Observation of the Inverse Energy Cascade in the modified Korteweg-de Vries Equation

TL;DR

This paper demonstrates the first numerical observation of the inverse energy cascade in the focusing modified Korteweg-de Vries equation, revealing stable quasi-stationary structures linked to modulational instability.

Contribution

It provides the first numerical evidence of inverse energy cascade formation in the focusing mKdV equation and analyzes its properties and stability.

Findings

Inverse cascade always accompanies direct cascade.

Stable quasi-stationary Fourier space structures form.

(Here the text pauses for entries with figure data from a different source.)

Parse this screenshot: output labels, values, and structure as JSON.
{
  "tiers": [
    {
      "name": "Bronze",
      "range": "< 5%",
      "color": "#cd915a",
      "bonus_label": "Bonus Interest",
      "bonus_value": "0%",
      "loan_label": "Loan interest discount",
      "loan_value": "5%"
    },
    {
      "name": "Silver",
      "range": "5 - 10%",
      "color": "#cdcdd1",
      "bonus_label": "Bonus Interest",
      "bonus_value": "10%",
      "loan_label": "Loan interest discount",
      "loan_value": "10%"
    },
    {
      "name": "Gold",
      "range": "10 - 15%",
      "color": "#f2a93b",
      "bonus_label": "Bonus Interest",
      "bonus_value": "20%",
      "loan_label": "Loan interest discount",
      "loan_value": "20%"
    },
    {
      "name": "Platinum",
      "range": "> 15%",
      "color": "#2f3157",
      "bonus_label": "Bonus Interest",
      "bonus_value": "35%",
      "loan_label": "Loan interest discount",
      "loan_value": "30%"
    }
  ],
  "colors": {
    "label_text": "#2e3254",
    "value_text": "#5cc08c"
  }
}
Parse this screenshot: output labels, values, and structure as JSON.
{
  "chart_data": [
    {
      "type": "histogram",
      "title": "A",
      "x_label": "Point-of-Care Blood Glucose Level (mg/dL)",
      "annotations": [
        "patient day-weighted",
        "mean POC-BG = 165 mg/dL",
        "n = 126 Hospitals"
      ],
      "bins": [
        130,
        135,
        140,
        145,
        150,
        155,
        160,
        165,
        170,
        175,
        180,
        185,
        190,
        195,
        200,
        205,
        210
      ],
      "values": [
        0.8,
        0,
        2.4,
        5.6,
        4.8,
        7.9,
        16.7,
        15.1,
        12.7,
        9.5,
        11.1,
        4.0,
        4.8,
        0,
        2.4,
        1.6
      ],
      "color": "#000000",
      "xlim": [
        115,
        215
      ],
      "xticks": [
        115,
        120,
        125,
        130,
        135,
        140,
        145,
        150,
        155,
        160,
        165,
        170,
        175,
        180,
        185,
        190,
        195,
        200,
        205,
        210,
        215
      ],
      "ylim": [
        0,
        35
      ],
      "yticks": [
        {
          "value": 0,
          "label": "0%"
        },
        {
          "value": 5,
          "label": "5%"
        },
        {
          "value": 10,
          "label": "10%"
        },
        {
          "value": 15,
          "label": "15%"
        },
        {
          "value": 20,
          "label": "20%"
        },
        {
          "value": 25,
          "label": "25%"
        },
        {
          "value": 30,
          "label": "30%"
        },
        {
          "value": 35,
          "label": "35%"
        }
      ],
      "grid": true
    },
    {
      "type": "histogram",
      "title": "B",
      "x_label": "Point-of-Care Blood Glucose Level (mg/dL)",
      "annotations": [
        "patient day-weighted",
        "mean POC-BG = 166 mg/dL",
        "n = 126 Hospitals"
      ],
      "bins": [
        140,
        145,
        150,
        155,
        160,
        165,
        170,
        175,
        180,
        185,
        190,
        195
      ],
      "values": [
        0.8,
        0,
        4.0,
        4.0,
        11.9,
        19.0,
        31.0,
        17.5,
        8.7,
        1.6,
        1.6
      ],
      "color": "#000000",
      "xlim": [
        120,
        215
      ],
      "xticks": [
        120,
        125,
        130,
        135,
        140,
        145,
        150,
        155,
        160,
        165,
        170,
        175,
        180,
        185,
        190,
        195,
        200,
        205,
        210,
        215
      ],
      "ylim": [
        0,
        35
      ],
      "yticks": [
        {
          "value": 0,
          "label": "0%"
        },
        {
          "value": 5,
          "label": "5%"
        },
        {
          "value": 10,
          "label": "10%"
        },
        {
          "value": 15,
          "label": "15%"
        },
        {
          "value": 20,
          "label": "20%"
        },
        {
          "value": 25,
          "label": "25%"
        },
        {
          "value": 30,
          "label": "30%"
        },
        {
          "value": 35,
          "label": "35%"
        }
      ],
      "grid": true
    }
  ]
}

Cascade development relates to modulational instability.

Abstract

In this Letter we demonstrate for the first time the formation of the inverse energy cascade in the focusing modified Korteweg-de Vries (mKdV) equation. We study numerically the properties of this cascade such as the dependence of the spectrum shape on the initial excitation parameter (amplitude), perturbation magnitude and the size of the spectral domain. Most importantly we found that the inverse cascade is always accompanied by the direct one and they both form a very stable quasi-stationary structure in the Fourier space in the spirit of the FPU-like reoccurrence phenomenon. The formation of this structure is intrinsically related to the development of the nonlinear stage of the Modulational Instability (MI). These results can be used in several fields such as the internal gravity water waves, ion-acoustic waves in plasmas and others.